HESI LPN
HESI Fundamentals 2023 Quizlet
1. A client is being taught how to self-administer daily low-dose heparin injections. Which of the following factors is most likely to increase the client’s motivation to learn?
- A. The client’s belief that his needs will be met through education
- B. The nurse’s empathy regarding the client's self-injection
- C. The client seeking family approval by agreeing to a teaching plan
- D. The nurse explaining the need for education to the client
Correct answer: A
Rationale: The client's belief that his needs will be met through education is the most likely factor to increase motivation to learn. When individuals perceive that their educational efforts will directly benefit them, they are more motivated to engage in the learning process. Empathy from the nurse, seeking family approval, or the nurse explaining the need for education may not be as directly tied to the client's personal benefit and may not necessarily increase motivation to learn.
2. The healthcare professional is preparing to administer a medication through a nasogastric (NG) tube. Which action should the healthcare professional take to ensure proper administration?
- A. Flush the tube with 30 ml of water before and after medication administration.
- B. Administer the medication with food to prevent nausea.
- C. Verify tube placement by aspirating stomach contents.

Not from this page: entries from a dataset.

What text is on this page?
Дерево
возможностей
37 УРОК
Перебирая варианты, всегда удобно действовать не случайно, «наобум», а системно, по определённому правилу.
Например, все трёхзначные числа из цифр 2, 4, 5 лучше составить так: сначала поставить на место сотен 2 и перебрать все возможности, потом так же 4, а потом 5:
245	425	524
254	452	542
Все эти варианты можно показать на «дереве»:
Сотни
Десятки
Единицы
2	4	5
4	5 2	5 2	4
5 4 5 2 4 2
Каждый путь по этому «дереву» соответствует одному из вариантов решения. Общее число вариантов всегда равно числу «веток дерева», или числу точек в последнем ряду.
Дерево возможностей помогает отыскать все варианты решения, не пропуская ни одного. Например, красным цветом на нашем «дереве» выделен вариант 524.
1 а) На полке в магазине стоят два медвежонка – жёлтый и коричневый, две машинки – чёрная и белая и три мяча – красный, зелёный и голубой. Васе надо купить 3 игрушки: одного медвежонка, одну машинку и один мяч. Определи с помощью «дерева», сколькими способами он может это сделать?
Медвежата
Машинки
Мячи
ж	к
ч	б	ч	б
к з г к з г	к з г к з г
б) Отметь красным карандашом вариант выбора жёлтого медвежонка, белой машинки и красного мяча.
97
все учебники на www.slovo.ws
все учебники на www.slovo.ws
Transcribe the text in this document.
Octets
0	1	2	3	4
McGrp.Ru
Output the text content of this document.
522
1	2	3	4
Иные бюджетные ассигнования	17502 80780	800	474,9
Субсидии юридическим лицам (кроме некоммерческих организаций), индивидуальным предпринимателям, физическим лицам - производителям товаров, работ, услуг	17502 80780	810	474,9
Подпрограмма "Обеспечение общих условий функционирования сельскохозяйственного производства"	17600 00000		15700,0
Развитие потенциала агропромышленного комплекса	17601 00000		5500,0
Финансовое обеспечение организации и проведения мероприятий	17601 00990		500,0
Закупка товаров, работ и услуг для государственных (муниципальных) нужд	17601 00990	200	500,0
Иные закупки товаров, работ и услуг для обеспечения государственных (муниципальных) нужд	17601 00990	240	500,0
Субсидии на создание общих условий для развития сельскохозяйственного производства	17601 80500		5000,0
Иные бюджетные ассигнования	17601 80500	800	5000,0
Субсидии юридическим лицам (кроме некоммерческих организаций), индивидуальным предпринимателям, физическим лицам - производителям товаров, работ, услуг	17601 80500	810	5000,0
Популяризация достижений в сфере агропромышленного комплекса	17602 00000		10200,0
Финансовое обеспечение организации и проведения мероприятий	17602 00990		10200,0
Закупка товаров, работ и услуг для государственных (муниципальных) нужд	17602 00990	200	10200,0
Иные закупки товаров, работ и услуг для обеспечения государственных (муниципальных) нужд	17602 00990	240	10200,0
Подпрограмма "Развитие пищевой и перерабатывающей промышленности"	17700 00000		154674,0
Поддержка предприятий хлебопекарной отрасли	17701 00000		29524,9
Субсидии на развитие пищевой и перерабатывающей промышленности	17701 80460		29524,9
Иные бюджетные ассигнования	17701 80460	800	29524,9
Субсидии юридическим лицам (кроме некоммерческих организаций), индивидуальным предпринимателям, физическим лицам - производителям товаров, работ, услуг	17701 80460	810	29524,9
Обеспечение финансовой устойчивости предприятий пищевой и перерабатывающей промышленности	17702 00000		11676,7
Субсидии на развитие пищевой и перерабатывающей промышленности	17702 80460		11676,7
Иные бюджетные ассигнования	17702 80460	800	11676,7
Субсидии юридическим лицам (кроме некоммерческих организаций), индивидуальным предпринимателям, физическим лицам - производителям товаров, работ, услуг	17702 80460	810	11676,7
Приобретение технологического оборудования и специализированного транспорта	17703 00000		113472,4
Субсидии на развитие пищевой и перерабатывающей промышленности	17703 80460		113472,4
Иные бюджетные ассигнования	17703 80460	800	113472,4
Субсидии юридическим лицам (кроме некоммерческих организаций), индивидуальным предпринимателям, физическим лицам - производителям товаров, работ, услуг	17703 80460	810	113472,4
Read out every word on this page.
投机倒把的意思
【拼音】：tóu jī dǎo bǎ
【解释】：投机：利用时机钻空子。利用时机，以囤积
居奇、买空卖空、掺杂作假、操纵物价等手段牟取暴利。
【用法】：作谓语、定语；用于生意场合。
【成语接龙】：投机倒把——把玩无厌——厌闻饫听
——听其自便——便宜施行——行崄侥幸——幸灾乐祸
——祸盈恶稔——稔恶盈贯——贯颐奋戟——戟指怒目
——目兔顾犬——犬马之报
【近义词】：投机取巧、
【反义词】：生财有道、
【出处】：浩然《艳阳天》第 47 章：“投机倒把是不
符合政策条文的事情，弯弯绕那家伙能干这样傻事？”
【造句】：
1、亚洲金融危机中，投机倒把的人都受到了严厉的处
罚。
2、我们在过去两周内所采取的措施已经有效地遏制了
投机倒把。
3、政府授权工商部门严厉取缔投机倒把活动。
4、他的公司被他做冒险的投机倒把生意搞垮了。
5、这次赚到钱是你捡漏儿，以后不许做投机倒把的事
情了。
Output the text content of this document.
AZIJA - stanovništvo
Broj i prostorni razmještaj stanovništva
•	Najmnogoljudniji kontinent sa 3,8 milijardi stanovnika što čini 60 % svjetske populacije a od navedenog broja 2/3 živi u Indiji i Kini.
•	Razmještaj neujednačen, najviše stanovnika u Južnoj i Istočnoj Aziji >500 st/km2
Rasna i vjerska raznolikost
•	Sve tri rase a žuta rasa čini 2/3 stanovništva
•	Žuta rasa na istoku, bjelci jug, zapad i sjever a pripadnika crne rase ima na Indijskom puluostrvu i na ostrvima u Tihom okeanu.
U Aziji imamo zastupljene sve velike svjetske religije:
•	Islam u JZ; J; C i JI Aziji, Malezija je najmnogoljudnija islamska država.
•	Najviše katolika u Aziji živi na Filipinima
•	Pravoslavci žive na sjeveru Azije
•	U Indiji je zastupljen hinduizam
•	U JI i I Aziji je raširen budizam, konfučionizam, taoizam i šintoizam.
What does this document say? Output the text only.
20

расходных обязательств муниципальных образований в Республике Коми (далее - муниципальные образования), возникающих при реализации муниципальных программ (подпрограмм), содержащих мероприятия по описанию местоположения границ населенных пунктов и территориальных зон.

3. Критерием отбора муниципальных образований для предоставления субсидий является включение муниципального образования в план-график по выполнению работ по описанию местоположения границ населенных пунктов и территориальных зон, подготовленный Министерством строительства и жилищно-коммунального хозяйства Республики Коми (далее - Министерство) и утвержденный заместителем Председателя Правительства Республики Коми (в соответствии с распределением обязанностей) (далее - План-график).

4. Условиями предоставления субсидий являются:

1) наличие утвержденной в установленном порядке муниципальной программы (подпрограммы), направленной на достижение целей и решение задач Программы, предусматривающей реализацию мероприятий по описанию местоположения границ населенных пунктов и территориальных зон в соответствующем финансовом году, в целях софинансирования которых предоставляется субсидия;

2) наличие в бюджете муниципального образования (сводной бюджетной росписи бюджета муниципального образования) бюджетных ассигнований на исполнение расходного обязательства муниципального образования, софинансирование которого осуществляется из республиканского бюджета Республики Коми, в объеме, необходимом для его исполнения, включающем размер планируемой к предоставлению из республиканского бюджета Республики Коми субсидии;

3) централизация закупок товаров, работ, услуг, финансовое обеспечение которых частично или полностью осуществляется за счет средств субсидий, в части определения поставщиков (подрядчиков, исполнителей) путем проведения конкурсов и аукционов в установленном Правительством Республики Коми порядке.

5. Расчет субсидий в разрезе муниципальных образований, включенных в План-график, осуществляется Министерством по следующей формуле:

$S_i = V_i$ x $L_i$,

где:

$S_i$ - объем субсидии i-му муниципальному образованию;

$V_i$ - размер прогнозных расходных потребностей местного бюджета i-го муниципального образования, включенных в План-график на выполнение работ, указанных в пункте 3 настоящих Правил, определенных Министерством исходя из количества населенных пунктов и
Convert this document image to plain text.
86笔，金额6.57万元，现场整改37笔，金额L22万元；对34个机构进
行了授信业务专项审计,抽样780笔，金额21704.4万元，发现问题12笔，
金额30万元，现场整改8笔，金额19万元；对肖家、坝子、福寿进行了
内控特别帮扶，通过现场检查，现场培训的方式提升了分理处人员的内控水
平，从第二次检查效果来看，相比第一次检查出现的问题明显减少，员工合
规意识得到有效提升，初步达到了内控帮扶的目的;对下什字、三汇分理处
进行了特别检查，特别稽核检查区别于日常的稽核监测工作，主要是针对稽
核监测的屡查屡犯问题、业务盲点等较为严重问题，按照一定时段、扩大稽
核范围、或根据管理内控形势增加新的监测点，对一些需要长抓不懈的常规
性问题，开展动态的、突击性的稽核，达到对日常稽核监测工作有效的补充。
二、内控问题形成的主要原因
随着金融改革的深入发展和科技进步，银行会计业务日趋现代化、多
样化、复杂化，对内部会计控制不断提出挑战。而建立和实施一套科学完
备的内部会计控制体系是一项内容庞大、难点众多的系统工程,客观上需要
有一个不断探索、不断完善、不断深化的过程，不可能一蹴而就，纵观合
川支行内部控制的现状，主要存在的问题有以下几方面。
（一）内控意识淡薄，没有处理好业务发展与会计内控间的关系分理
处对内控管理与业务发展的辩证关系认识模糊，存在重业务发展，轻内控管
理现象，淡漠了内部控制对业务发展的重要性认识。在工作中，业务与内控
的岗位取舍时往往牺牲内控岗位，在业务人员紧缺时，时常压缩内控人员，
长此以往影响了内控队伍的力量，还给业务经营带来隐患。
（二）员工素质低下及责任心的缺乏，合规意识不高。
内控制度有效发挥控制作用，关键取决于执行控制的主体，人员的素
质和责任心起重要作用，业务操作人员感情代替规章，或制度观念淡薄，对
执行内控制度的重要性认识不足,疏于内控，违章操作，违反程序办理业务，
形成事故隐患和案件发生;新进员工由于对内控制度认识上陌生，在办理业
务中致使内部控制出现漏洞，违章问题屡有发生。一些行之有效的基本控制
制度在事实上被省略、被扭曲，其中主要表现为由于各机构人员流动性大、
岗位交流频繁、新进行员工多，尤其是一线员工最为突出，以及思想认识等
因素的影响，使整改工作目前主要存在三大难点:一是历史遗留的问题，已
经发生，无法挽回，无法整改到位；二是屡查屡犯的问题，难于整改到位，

- D. Dilute the medication with normal saline before administration.
Correct answer: A
Rationale: Flushing the NG tube with water before and after medication administration is essential to ensure the tube is patent and prevent clogging. This action helps in clearing the tube and ensures that the medication is delivered properly. Administering medication with food (Choice B) may not be appropriate for all medications and can interfere with their absorption. Verifying tube placement by aspirating stomach contents (Choice C) is important but does not directly relate to ensuring proper medication administration. Diluting the medication with normal saline (Choice D) is not a standard practice for administering medications through an NG tube.
3. A client is hospitalized for an infection of a surgical wound following abdominal surgery. To promote healing and fight wound infection, the nurse plans to arrange to increase the client's intake of:
- A. Vitamin C and Zinc
- B. Vitamin B12 and Calcium
- C. Vitamin D and Iron
- D. Vitamin A and Potassium
Correct answer: A
Rationale: The correct answer is A: Vitamin C and Zinc. Vitamin C is essential for collagen synthesis, which is important for wound healing. Zinc plays a crucial role in immune function and also aids in wound healing. Vitamin B12 and Calcium (Choice B) are not directly associated with wound healing properties. Vitamin D and Iron (Choice C) are important for overall health but are not specifically targeted for wound healing. Vitamin A and Potassium (Choice D) do not have direct wound healing properties and are not the best choices to promote wound healing and fight infection.
4. A nurse in a long-term care facility is planning to perform hygiene care for a new resident. Which of the following assessment questions is the nurse's priority before beginning this procedure?
- A. When do you usually bathe, in the morning or evening?
- B. Do you prefer a bath or a shower?
- C. At what temperature do you prefer your bath water?
- D. Are you able to help with your hygiene care?
Correct answer: D
Rationale: The priority assessment question before beginning hygiene care for a new resident is determining if the resident is able to help with their hygiene care. This is essential to ensure the resident's safety during the procedure and prevent any potential injuries. Options A, B, and C, while relevant to providing personalized care, are not as critical as assessing the resident's ability to participate in their own hygiene care. Asking about the resident's ability to assist also promotes their independence and autonomy in self-care activities.
5. A nurse is caring for a client who has a new prescription for tube feeding. The nurse understands that the provider prescribed tube feeding because the client:
- A. Is unable to swallow foods by mouth
- B. Has a gastrointestinal obstruction
- C. Requires additional caloric intake to support healing
- D. Is at risk for aspiration
Correct answer: A
Rationale: The correct answer is A: 'Is unable to swallow foods by mouth.' Tube feeding is prescribed when a client is unable to safely swallow food by mouth but has a functional gastrointestinal tract. Option B, 'Has a gastrointestinal obstruction,' is incorrect as tube feeding is not typically prescribed for this reason. Option C, 'Requires additional caloric intake to support healing,' is incorrect because tube feeding is specifically for clients who are unable to swallow. Option D, 'Is at risk for aspiration,' is also incorrect as tube feeding would not be the primary intervention for aspiration risk; other strategies to reduce aspiration risk would be implemented instead.